Note that brain electrical activity can stop completely, or drop to such a low level as to be undetectable with most equipment. An EEG will therefore be flat, though this is sometimes also observed during deep anesthesia or cardiac arrest. Although in the United States a flat EEG test is not required to certify death, it is considered to have confirmatory value. In the UK it is not considered to be of value because any continuing activity it might reveal in parts of the brain above the brain stem is held to be irrelevant to the diagnosis of death on the Code of Practice criteria.

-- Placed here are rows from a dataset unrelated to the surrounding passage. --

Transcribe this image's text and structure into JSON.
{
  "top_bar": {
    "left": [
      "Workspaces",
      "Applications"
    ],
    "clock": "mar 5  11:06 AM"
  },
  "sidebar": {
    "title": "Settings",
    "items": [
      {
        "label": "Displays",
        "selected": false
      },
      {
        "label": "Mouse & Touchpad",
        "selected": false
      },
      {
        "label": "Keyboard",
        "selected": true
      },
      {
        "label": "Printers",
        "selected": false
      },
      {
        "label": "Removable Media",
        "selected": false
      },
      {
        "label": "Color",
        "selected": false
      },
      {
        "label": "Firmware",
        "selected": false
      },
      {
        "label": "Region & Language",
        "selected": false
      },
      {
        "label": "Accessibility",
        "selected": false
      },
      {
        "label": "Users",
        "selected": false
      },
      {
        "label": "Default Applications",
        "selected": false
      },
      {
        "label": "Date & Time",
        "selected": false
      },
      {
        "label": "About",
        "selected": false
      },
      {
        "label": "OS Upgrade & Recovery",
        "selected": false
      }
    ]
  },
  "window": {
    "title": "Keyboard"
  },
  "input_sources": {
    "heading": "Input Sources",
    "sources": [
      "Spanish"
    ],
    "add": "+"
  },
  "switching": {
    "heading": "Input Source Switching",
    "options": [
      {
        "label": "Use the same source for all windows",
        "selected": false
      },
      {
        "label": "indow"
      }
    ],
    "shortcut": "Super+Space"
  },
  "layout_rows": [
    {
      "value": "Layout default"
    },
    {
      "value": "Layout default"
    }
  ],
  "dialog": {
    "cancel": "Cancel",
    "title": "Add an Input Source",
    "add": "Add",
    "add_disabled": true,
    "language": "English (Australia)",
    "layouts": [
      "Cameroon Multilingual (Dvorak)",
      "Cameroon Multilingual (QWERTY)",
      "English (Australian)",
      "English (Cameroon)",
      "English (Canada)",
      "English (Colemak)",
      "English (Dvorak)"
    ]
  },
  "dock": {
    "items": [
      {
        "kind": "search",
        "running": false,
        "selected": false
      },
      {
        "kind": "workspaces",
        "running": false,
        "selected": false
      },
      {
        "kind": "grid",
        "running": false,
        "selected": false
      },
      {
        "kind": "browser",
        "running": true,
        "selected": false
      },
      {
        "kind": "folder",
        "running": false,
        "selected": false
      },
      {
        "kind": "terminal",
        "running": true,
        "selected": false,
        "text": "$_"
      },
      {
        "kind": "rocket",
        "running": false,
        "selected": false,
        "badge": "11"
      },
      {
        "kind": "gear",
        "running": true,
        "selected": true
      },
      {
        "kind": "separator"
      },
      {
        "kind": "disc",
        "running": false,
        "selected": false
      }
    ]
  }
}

The diagnosis of brain death needs to be rigorous, in order to be certain that the condition is irreversible. Legal criteria vary, but in general they require neurological examinations by two independent physicians. The exams must show complete and irreversible absence of brain function (brain stem function in UK), and may include two isoelectric (flat-line) EEGs 24 hours apart (less in other countries where it is accepted that if the cause of the dysfunction is a clear physical trauma there is no need to wait that long to establish irreversibility). The patient should have a normal temperature and be free of drugs that can suppress brain activity if the diagnosis is to be made on EEG criteria.

Also, a radionuclide cerebral blood flow scan that shows complete absence of intracranial blood flow must be considered with other exams – temporary swelling of the brain, particularly within the first 72 hours, can lead to a false positive test on a patient that may recover with more time.

CT angiography is neither required nor sufficient test to make the diagnosis.